Politics! Politics! Politics!

Note to readers: Having discovered that my name server had changed a little to late when I moved things over to the new server I suddenly lost a few posts and pictures which threw me off for a bit. Now I will hopefully regain my stride and get back to more regular posts.

The only thing that got more people’s attention than the Giant’s winning the world series was the election and pretty much as I figured California mooned the rest of the country.

Jerry’s back as President Governor followed by the rest of the Democrats just showing that we’re more a blue state than we were yesterday. Queen Meg will now have to be questioned on her business acumen after investing over $100 million dollars in a campaign that failed. Think of what she could have done with that money if she hadn’t run and started the Whitman Foundation to help needy kids or homeless people or some other ennobling cause. She’d be seen as a hero, but now she’ll go down as a business woman who spent the most money in a campaign that failed.

Oh yeah, pot is still illegal.

The coastal areas were all in favor of it and the inland empire was against it.  What surprised me the most was that Glenn Beck and Sarah Palin showed support for prop 19 yet Gavin Newsom, Jerry Brown, Kamala Haris, Barbara Boxer and the California Cannabis Association were against it. Wait, Governor Moonbeam didn’t want pot legalized? What’s he been smoking? It turns out on the against prop 19 list where a large number of pot producers who would, so they thought, lose money if it was legalized because it would drive the price down. Any quick trip online to look at prices for medical marijuana show that that’s not true.

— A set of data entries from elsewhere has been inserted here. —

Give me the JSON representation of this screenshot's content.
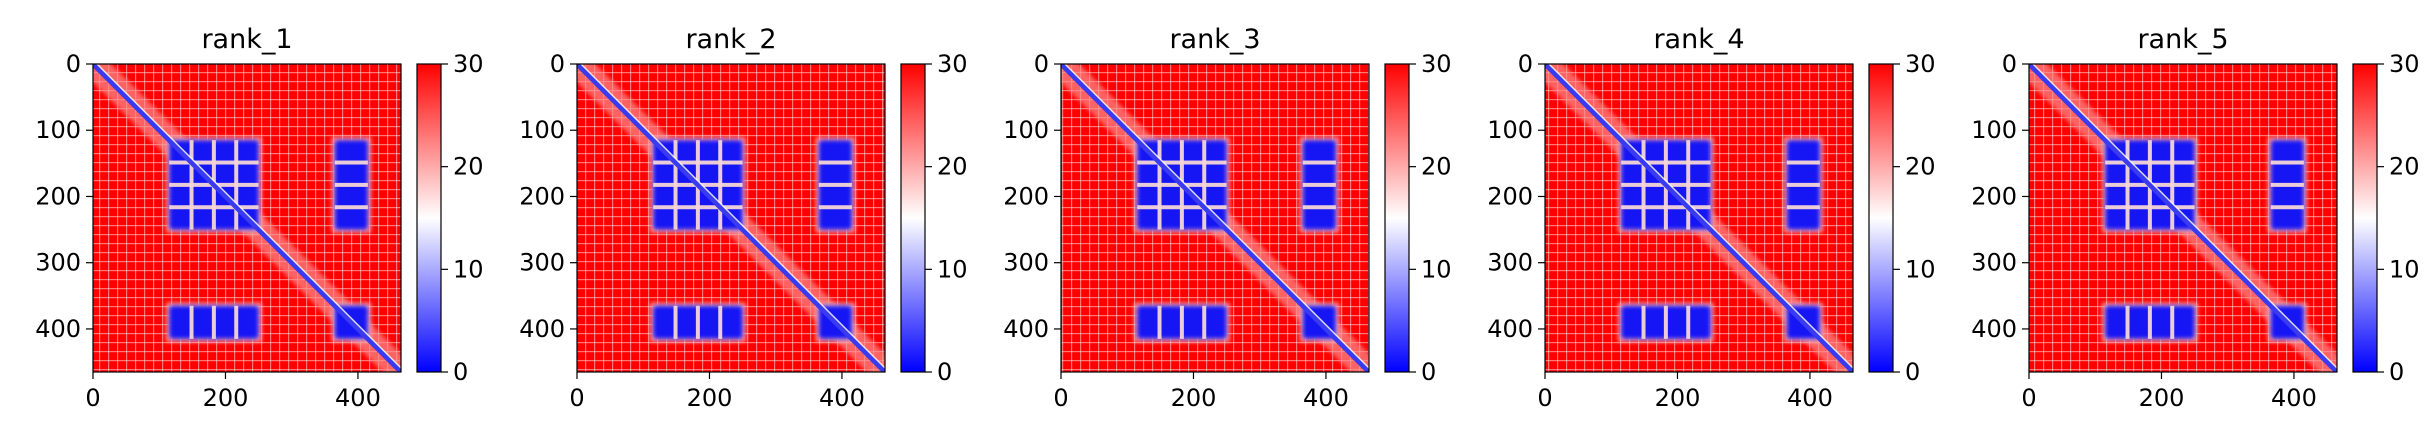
{
  "chart_data": [
    {
      "type": "heatmap",
      "title": "rank_1",
      "xlim": [
        0,
        465
      ],
      "ylim": [
        465,
        0
      ],
      "x_ticks": [
        0,
        200,
        400
      ],
      "y_ticks": [
        0,
        100,
        200,
        300,
        400
      ],
      "colorbar": {
        "range": [
          0,
          30
        ],
        "ticks": [
          0,
          10,
          20,
          30
        ],
        "colormap": "bwr",
        "colors": [
          "#0000ff",
          "#ffffff",
          "#ff0000"
        ]
      },
      "low_blocks": [
        [
          115,
          250,
          115,
          250
        ],
        [
          115,
          250,
          365,
          415
        ],
        [
          365,
          415,
          115,
          250
        ],
        [
          365,
          415,
          365,
          415
        ]
      ],
      "diagonal_value": 0
    },
    {
      "type": "heatmap",
      "title": "rank_2",
      "xlim": [
        0,
        465
      ],
      "ylim": [
        465,
        0
      ],
      "x_ticks": [
        0,
        200,
        400
      ],
      "y_ticks": [
        0,
        100,
        200,
        300,
        400
      ],
      "colorbar": {
        "range": [
          0,
          30
        ],
        "ticks": [
          0,
          10,
          20,
          30
        ],
        "colormap": "bwr",
        "colors": [
          "#0000ff",
          "#ffffff",
          "#ff0000"
        ]
      },
      "low_blocks": [
        [
          115,
          250,
          115,
          250
        ],
        [
          115,
          250,
          365,
          415
        ],
        [
          365,
          415,
          115,
          250
        ],
        [
          365,
          415,
          365,
          415
        ]
      ],
      "diagonal_value": 0
    },
    {
      "type": "heatmap",
      "title": "rank_3",
      "xlim": [
        0,
        465
      ],
      "ylim": [
        465,
        0
      ],
      "x_ticks": [
        0,
        200,
        400
      ],
      "y_ticks": [
        0,
        100,
        200,
        300,
        400
      ],
      "colorbar": {
        "range": [
          0,
          30
        ],
        "ticks": [
          0,
          10,
          20,
          30
        ],
        "colormap": "bwr",
        "colors": [
          "#0000ff",
          "#ffffff",
          "#ff0000"
        ]
      },
      "low_blocks": [
        [
          115,
          250,
          115,
          250
        ],
        [
          115,
          250,
          365,
          415
        ],
        [
          365,
          415,
          115,
          250
        ],
        [
          365,
          415,
          365,
          415
        ]
      ],
      "diagonal_value": 0
    },
    {
      "type": "heatmap",
      "title": "rank_4",
      "xlim": [
        0,
        465
      ],
      "ylim": [
        465,
        0
      ],
      "x_ticks": [
        0,
        200,
        400
      ],
      "y_ticks": [
        0,
        100,
        200,
        300,
        400
      ],
      "colorbar": {
        "range": [
          0,
          30
        ],
        "ticks": [
          0,
          10,
          20,
          30
        ],
        "colormap": "bwr",
        "colors": [
          "#0000ff",
          "#ffffff",
          "#ff0000"
        ]
      },
      "low_blocks": [
        [
          115,
          250,
          115,
          250
        ],
        [
          115,
          250,
          365,
          415
        ],
        [
          365,
          415,
          115,
          250
        ],
        [
          365,
          415,
          365,
          415
        ]
      ],
      "diagonal_value": 0
    },
    {
      "type": "heatmap",
      "title": "rank_5",
      "xlim": [
        0,
        465
      ],
      "ylim": [
        465,
        0
      ],
      "x_ticks": [
        0,
        200,
        400
      ],
      "y_ticks": [
        0,
        100,
        200,
        300,
        400
      ],
      "colorbar": {
        "range": [
          0,
          30
        ],
        "ticks": [
          0,
          10,
          20,
          30
        ],
        "colormap": "bwr",
        "colors": [
          "#0000ff",
          "#ffffff",
          "#ff0000"
        ]
      },
      "low_blocks": [
        [
          115,
          250,
          115,
          250
        ],
        [
          115,
          250,
          365,
          415
        ],
        [
          365,
          415,
          115,
          250
        ],
        [
          365,
          415,
          365,
          415
        ]
      ],
      "diagonal_value": 0
    }
  ]
}
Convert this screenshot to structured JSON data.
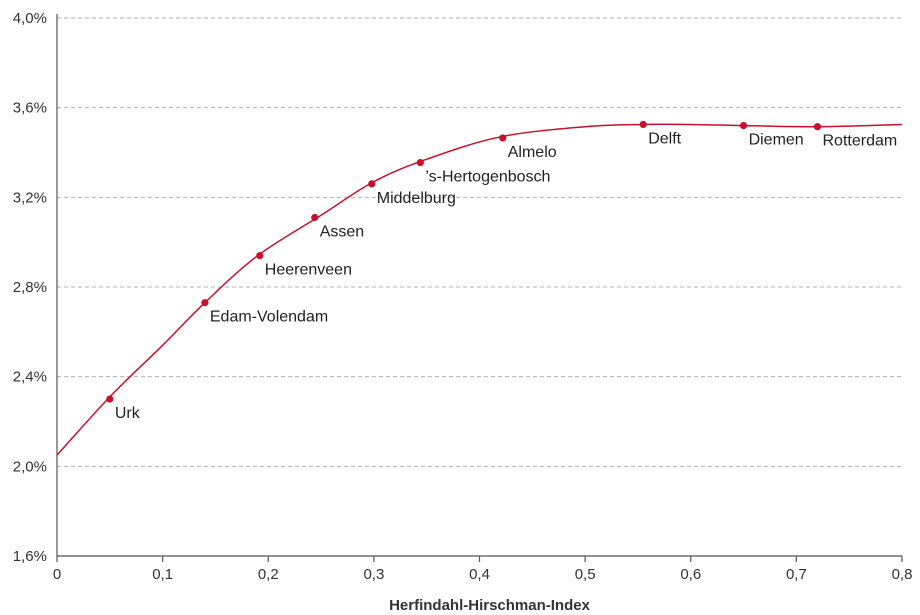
{
  "chart_data": {
    "type": "line",
    "xlabel": "Herfindahl-Hirschman-Index",
    "ylabel": "",
    "xlim": [
      0,
      0.8
    ],
    "ylim": [
      1.6,
      4.0
    ],
    "xticks": [
      0,
      0.1,
      0.2,
      0.3,
      0.4,
      0.5,
      0.6,
      0.7,
      0.8
    ],
    "xtick_labels": [
      "0",
      "0,1",
      "0,2",
      "0,3",
      "0,4",
      "0,5",
      "0,6",
      "0,7",
      "0,8"
    ],
    "yticks": [
      1.6,
      2.0,
      2.4,
      2.8,
      3.2,
      3.6,
      4.0
    ],
    "ytick_labels": [
      "1,6%",
      "2,0%",
      "2,4%",
      "2,8%",
      "3,2%",
      "3,6%",
      "4,0%"
    ],
    "grid": true,
    "color": "#c8102e",
    "curve": {
      "x": [
        0,
        0.05,
        0.1,
        0.14,
        0.19,
        0.25,
        0.3,
        0.35,
        0.42,
        0.5,
        0.555,
        0.6,
        0.65,
        0.72,
        0.8
      ],
      "y": [
        2.05,
        2.31,
        2.54,
        2.73,
        2.94,
        3.12,
        3.27,
        3.37,
        3.47,
        3.515,
        3.525,
        3.525,
        3.52,
        3.515,
        3.525
      ]
    },
    "points": [
      {
        "name": "Urk",
        "x": 0.05,
        "y": 2.3
      },
      {
        "name": "Edam-Volendam",
        "x": 0.14,
        "y": 2.73
      },
      {
        "name": "Heerenveen",
        "x": 0.192,
        "y": 2.94
      },
      {
        "name": "Assen",
        "x": 0.244,
        "y": 3.11
      },
      {
        "name": "Middelburg",
        "x": 0.298,
        "y": 3.26
      },
      {
        "name": "’s-Hertogenbosch",
        "x": 0.344,
        "y": 3.355
      },
      {
        "name": "Almelo",
        "x": 0.422,
        "y": 3.465
      },
      {
        "name": "Delft",
        "x": 0.555,
        "y": 3.525
      },
      {
        "name": "Diemen",
        "x": 0.65,
        "y": 3.52
      },
      {
        "name": "Rotterdam",
        "x": 0.72,
        "y": 3.515
      }
    ]
  }
}
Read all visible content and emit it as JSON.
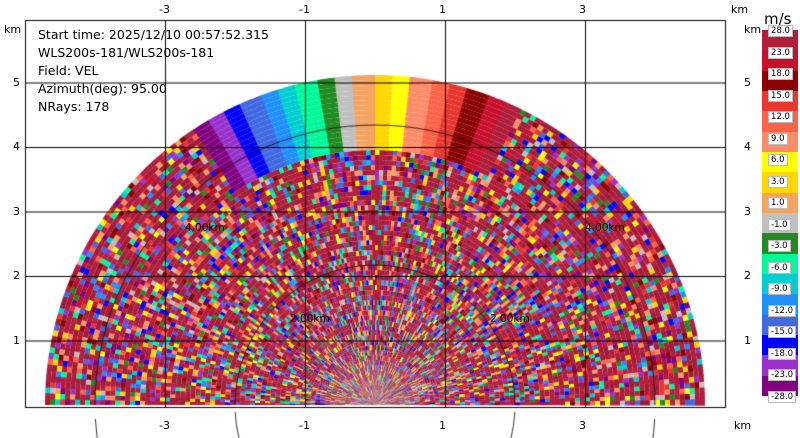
{
  "info": {
    "start_time": "Start time: 2025/12/10 00:57:52.315",
    "device": "WLS200s-181/WLS200s-181",
    "field": "Field: VEL",
    "azimuth": "Azimuth(deg): 95.00",
    "nrays": "NRays: 178"
  },
  "axes": {
    "x_ticks": [
      "-3",
      "-1",
      "1",
      "3"
    ],
    "y_ticks": [
      "1",
      "2",
      "3",
      "4",
      "5"
    ],
    "unit_label": "km",
    "range_ring_labels": [
      "4.00km",
      "4.00km",
      "2.00km",
      "2.00km"
    ]
  },
  "colorbar": {
    "unit": "m/s",
    "labels": [
      "28.0",
      "23.0",
      "18.0",
      "15.0",
      "12.0",
      "9.0",
      "6.0",
      "3.0",
      "1.0",
      "-1.0",
      "-3.0",
      "-6.0",
      "-9.0",
      "-12.0",
      "-15.0",
      "-18.0",
      "-23.0",
      "-28.0"
    ],
    "colors": [
      "#b01e3c",
      "#c8102e",
      "#8b0000",
      "#e8372f",
      "#ff6347",
      "#ff8c69",
      "#ffff00",
      "#ffd700",
      "#f4a460",
      "#c0c0c0",
      "#228b22",
      "#00fa9a",
      "#00ced1",
      "#1e90ff",
      "#4169e1",
      "#0000ff",
      "#9932cc",
      "#800080"
    ]
  }
}
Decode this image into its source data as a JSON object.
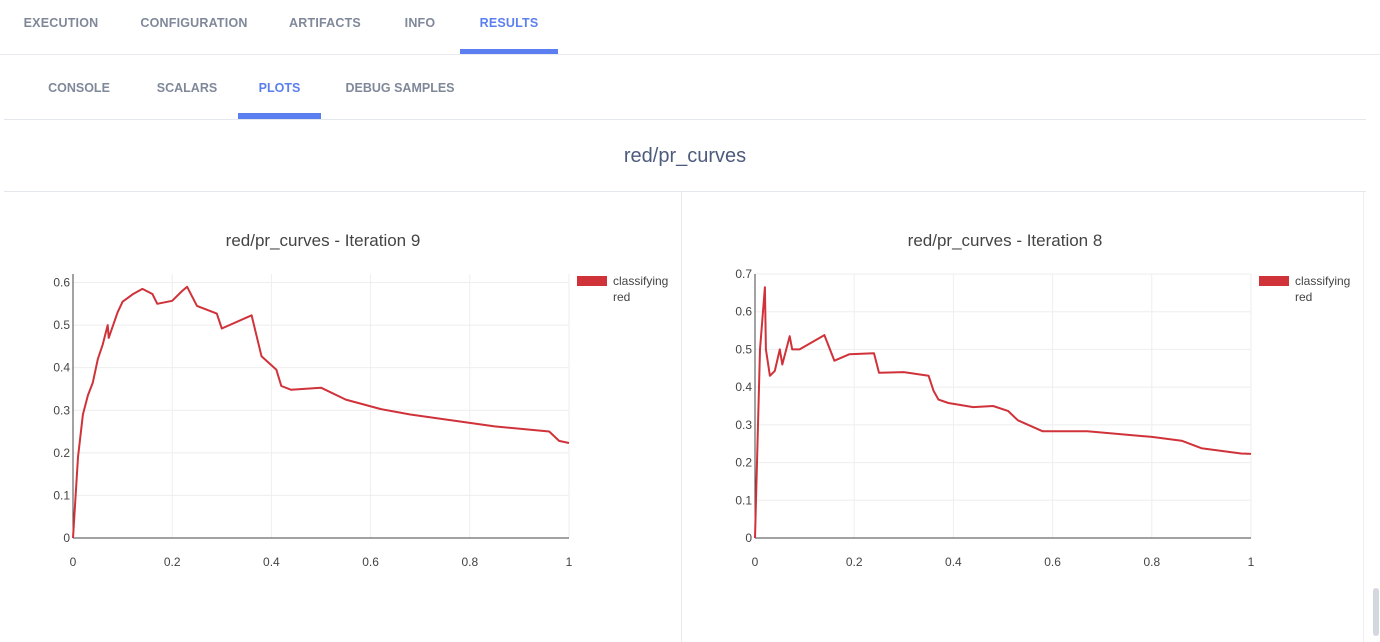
{
  "tabs": [
    {
      "label": "EXECUTION",
      "active": false
    },
    {
      "label": "CONFIGURATION",
      "active": false
    },
    {
      "label": "ARTIFACTS",
      "active": false
    },
    {
      "label": "INFO",
      "active": false
    },
    {
      "label": "RESULTS",
      "active": true
    }
  ],
  "subtabs": [
    {
      "label": "CONSOLE",
      "active": false
    },
    {
      "label": "SCALARS",
      "active": false
    },
    {
      "label": "PLOTS",
      "active": true
    },
    {
      "label": "DEBUG SAMPLES",
      "active": false
    }
  ],
  "group_title": "red/pr_curves",
  "colors": {
    "accent": "#5b7ff0",
    "series": "#d0323a",
    "muted_text": "#7f8899"
  },
  "chart_data": [
    {
      "type": "line",
      "title": "red/pr_curves - Iteration 9",
      "xlim": [
        0,
        1
      ],
      "ylim": [
        0,
        0.62
      ],
      "xticks": [
        0,
        0.2,
        0.4,
        0.6,
        0.8,
        1
      ],
      "xtick_labels": [
        "0",
        "0.2",
        "0.4",
        "0.6",
        "0.8",
        "1"
      ],
      "yticks": [
        0,
        0.1,
        0.2,
        0.3,
        0.4,
        0.5,
        0.6
      ],
      "ytick_labels": [
        "0",
        "0.1",
        "0.2",
        "0.3",
        "0.4",
        "0.5",
        "0.6"
      ],
      "grid": true,
      "legend": "top-right",
      "series": [
        {
          "name": "classifying red",
          "color": "#d0323a",
          "x": [
            0,
            0.01,
            0.02,
            0.03,
            0.04,
            0.05,
            0.06,
            0.07,
            0.072,
            0.09,
            0.1,
            0.12,
            0.14,
            0.16,
            0.17,
            0.2,
            0.22,
            0.23,
            0.25,
            0.29,
            0.3,
            0.36,
            0.38,
            0.41,
            0.42,
            0.44,
            0.5,
            0.55,
            0.62,
            0.68,
            0.85,
            0.96,
            0.98,
            1
          ],
          "y": [
            0,
            0.19,
            0.29,
            0.335,
            0.365,
            0.42,
            0.455,
            0.5,
            0.47,
            0.53,
            0.555,
            0.572,
            0.585,
            0.573,
            0.55,
            0.557,
            0.58,
            0.59,
            0.545,
            0.527,
            0.492,
            0.523,
            0.427,
            0.395,
            0.357,
            0.348,
            0.353,
            0.325,
            0.303,
            0.29,
            0.262,
            0.25,
            0.228,
            0.223
          ]
        }
      ]
    },
    {
      "type": "line",
      "title": "red/pr_curves - Iteration 8",
      "xlim": [
        0,
        1
      ],
      "ylim": [
        0,
        0.7
      ],
      "xticks": [
        0,
        0.2,
        0.4,
        0.6,
        0.8,
        1
      ],
      "xtick_labels": [
        "0",
        "0.2",
        "0.4",
        "0.6",
        "0.8",
        "1"
      ],
      "yticks": [
        0,
        0.1,
        0.2,
        0.3,
        0.4,
        0.5,
        0.6,
        0.7
      ],
      "ytick_labels": [
        "0",
        "0.1",
        "0.2",
        "0.3",
        "0.4",
        "0.5",
        "0.6",
        "0.7"
      ],
      "grid": true,
      "legend": "top-right",
      "series": [
        {
          "name": "classifying red",
          "color": "#d0323a",
          "x": [
            0,
            0.01,
            0.02,
            0.022,
            0.03,
            0.04,
            0.05,
            0.055,
            0.07,
            0.075,
            0.09,
            0.14,
            0.16,
            0.19,
            0.24,
            0.25,
            0.3,
            0.35,
            0.36,
            0.37,
            0.39,
            0.44,
            0.48,
            0.51,
            0.53,
            0.58,
            0.67,
            0.8,
            0.86,
            0.9,
            0.98,
            1
          ],
          "y": [
            0,
            0.5,
            0.665,
            0.5,
            0.43,
            0.443,
            0.5,
            0.46,
            0.535,
            0.5,
            0.5,
            0.538,
            0.47,
            0.487,
            0.49,
            0.438,
            0.44,
            0.43,
            0.39,
            0.367,
            0.358,
            0.347,
            0.35,
            0.337,
            0.312,
            0.283,
            0.283,
            0.268,
            0.258,
            0.238,
            0.224,
            0.223
          ]
        }
      ]
    }
  ]
}
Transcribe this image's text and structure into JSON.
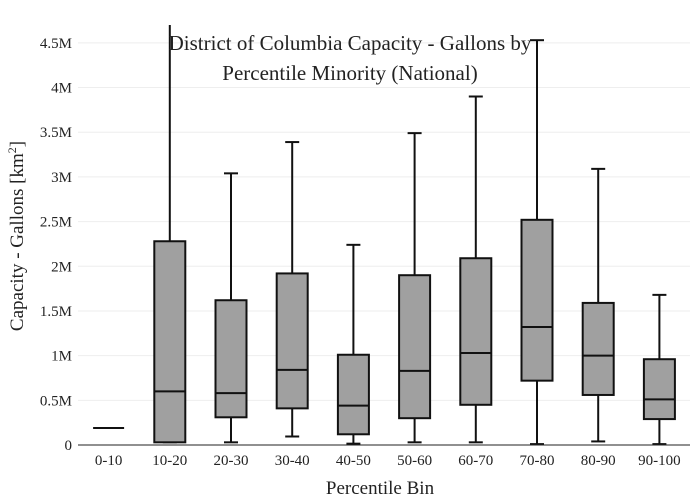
{
  "chart_data": {
    "type": "box",
    "title_lines": [
      "District of Columbia Capacity - Gallons by",
      "Percentile Minority (National)"
    ],
    "xlabel": "Percentile Bin",
    "ylabel": {
      "main": "Capacity - Gallons  [km",
      "superscript": "2",
      "end": "]"
    },
    "ylim": [
      0,
      4700000
    ],
    "yticks": [
      0,
      500000,
      1000000,
      1500000,
      2000000,
      2500000,
      3000000,
      3500000,
      4000000,
      4500000
    ],
    "ytick_labels": [
      "0",
      "0.5M",
      "1M",
      "1.5M",
      "2M",
      "2.5M",
      "3M",
      "3.5M",
      "4M",
      "4.5M"
    ],
    "grid": true,
    "categories": [
      "0-10",
      "10-20",
      "20-30",
      "30-40",
      "40-50",
      "50-60",
      "60-70",
      "70-80",
      "80-90",
      "90-100"
    ],
    "boxes": [
      {
        "min": 190000,
        "q1": 190000,
        "median": 190000,
        "q3": 190000,
        "max": 190000
      },
      {
        "min": 30000,
        "q1": 30000,
        "median": 600000,
        "q3": 2280000,
        "max": 4900000
      },
      {
        "min": 30000,
        "q1": 310000,
        "median": 580000,
        "q3": 1620000,
        "max": 3040000
      },
      {
        "min": 95000,
        "q1": 410000,
        "median": 840000,
        "q3": 1920000,
        "max": 3390000
      },
      {
        "min": 15000,
        "q1": 120000,
        "median": 440000,
        "q3": 1010000,
        "max": 2240000
      },
      {
        "min": 30000,
        "q1": 300000,
        "median": 830000,
        "q3": 1900000,
        "max": 3490000
      },
      {
        "min": 30000,
        "q1": 450000,
        "median": 1030000,
        "q3": 2090000,
        "max": 3900000
      },
      {
        "min": 10000,
        "q1": 720000,
        "median": 1320000,
        "q3": 2520000,
        "max": 4530000
      },
      {
        "min": 40000,
        "q1": 560000,
        "median": 1000000,
        "q3": 1590000,
        "max": 3090000
      },
      {
        "min": 10000,
        "q1": 290000,
        "median": 510000,
        "q3": 960000,
        "max": 1680000
      }
    ],
    "box_fill": "#a0a0a0",
    "line_color": "#111111",
    "grid_color": "#eeeeee"
  }
}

Personally, I think it’s a shame that it didn’t pass. It would have increased the revenue that we already get from medical marijuana sales (which is currently north of $100 million) and it would have given California another reason to be a “go-to” spot. Estimates put the potential gains for the state at north of $4 billion per year.  Think of what that money would have done for our schools, our roads. It’s even possible that we could have eliminated state income tax if it passed. Nevada fortifies itself from gambling revenues so its residents don’t have to pay state income tax. Think about it. Even though our own Governator was against prop 19 he decriminalized have up to an ounce as a $100 fine.

I think the best that can be said about this was said by Richard Lee of Oaksterdam University, “Over the course of the last year, it has become clear that the legalization of marijuana is no longer a question of if, but a question of when.” I guess we just need the state to need the money more and have less people who don’t want to put their political careers on the line to support it.

Marijuana as a commodity

big_bud_marijuana
Marijuana, the crop of the new millenium

I’ve been seeing a lot lately about California making marijuana legal and taxing it in the same sort of way it works in Amsterdam.

Personally, I think this is a good idea. Everyone knows that California is the biggest pot growing place in the US if not the world and cash it’s bringing in is in the billions of dollars. Yes, it is a drug, but so is alcohol and vicodin and valium and all the other prescription medicines out there that. Yet if your company drug tests, none of these will keep you from getting a job, marijuana on the other hand, will.

Historically from what I could find there has never been anyone who has died of an overdose of marijuana [leaving out the possibility of them being stoned and crashing their car]. Alcoholism has killed thousands of people an when you mix in the people who mix alcohol with prescription drugs the numbers jump up even more.

We have medical marijuana clinics now and that makes it easy for people to get a card and get marijuana for it’s medicinal value. These are more of a minor blip in the marijuana cash crop business. Now think about this. If it becomes legal and taxed large companies would jump in and set up farms that would end up producing more marijuana as less cost which would overall end up dropping the price to offset the taxes placed on it. This could overall make it cheaper to purchase than it would to try and grow it similar to common vegetables like lettuce.

California needs cash badly and when you have a billion dollar industry that if legalized and taxed could turn into a trillion dollar industry I firmly believe that California would get a good boost to it’s economy. Not just from sales, but think of all the people who would come as tourists just because they could purchase marijuana legally. This would obviously boost border towns that usually need some help, but it would also boost the economies of metropolitan areas. Which would also help increase the hotel and restaurant business as well. All this would help to bring back the economy in California which while being the 8th largest economy in the world, has some of the worst marks in our school systems.